I didn't want them to stay babies. I'm proud of the way they are growing and know that they will be fabulous and successful women someday. But, especially for my oldest, who just turned thirteen, but looks sixteen, it's starting to feel like every step she takes is a step closer to stepping out on her own. She's going to be great. She's already amazing and she's only going to get more amazing.
Maybe I should've done something to stunt her growth.
Starting out, thirteen years ago, in the parenting racket, eighteen years sounded like a very long time. Certainly long enough to impart what little I know about the world and give my daughters the leg-up they'll need to make it. "It goes fast," a friend with grown children told me. "Savor this time when they are small," another advised.
I shook it off, of course, as the young always do those with more experience. I've always hated it when people told me "You'll understand when you're older" or any version of that advice. When parents would tell me that I would understand someday when I was a parent, I regarded it as shortcoming on their part. They lacked the articulation to explain. Or they underestimated my ability to understand.

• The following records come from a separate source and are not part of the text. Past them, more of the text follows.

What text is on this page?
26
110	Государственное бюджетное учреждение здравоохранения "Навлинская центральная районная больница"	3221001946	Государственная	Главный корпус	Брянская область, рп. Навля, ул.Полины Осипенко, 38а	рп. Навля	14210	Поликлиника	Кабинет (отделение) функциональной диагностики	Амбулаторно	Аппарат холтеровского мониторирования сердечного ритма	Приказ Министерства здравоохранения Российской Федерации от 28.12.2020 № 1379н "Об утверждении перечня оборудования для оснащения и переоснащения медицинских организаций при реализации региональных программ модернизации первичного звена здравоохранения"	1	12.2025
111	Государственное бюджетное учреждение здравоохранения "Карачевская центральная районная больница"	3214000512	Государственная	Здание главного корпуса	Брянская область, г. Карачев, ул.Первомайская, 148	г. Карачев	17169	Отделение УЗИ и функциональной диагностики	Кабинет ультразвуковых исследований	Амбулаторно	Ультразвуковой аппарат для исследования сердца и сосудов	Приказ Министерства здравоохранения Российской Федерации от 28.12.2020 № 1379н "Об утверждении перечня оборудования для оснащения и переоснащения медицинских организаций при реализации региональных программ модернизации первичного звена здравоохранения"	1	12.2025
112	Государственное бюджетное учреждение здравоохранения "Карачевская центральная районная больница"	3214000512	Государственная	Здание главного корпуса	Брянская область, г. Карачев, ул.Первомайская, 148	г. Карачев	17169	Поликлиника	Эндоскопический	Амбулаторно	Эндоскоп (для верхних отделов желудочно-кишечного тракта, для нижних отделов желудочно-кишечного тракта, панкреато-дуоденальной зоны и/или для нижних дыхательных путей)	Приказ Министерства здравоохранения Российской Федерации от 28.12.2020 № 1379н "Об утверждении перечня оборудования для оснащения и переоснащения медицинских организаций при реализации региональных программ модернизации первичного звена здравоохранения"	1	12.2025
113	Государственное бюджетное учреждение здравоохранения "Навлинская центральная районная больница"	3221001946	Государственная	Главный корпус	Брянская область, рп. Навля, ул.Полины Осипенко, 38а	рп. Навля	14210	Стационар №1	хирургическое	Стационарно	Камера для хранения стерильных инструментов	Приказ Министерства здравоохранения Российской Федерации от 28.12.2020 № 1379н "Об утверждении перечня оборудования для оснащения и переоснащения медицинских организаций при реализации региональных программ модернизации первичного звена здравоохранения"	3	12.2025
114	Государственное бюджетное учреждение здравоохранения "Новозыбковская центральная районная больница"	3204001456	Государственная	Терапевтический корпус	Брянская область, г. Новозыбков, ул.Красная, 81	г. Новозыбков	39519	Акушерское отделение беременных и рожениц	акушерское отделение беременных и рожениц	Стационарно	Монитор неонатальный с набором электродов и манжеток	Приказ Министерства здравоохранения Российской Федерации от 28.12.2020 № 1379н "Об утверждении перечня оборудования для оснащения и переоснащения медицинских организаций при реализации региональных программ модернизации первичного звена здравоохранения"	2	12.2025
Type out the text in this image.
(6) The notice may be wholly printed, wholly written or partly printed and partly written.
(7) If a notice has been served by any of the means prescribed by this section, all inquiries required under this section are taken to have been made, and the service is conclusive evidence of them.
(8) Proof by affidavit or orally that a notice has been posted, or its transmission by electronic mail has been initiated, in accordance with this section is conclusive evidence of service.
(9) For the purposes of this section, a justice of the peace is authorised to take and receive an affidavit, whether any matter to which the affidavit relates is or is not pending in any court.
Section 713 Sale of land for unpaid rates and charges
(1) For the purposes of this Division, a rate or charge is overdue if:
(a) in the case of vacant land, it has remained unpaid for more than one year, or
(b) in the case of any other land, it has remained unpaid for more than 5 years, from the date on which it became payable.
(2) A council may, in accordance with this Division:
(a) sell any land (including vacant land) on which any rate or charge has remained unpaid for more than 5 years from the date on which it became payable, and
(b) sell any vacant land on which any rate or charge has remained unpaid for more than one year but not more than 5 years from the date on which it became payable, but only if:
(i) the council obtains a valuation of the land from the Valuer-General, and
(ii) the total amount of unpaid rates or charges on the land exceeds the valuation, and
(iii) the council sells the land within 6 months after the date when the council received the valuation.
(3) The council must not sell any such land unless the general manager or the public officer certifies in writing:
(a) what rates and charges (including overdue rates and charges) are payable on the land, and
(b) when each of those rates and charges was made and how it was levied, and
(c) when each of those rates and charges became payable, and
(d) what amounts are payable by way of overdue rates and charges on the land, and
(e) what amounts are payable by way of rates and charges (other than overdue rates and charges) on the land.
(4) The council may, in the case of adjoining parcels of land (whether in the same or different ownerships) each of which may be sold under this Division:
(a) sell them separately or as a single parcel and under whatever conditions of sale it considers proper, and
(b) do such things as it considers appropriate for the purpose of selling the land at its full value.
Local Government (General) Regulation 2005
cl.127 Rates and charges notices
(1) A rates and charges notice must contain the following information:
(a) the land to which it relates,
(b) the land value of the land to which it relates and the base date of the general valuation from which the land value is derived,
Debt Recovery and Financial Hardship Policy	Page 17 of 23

Of course, they were right. No matter how articulate a person is when they explain, or how insightful and intelligent the listener, you have to walk this walk to understand it.
All this angst over my girls is definitely out of left field. I myself am a very "in the moment" kind of girl. When high school friends on the socials go on about stuff that happened twenty and more years ago, I'm always amazed at the detail they remember. Once I've already lived it, I move on, for the most part, looking for the next leg of this adventure. I'm the same as a parent. I don't spend hours waxing nostalgic over diapers and ankle chubs. I enjoy my girls for who they are right now and look forward to who they will become.
Maybe this is why they are called milestones. For the weight of them.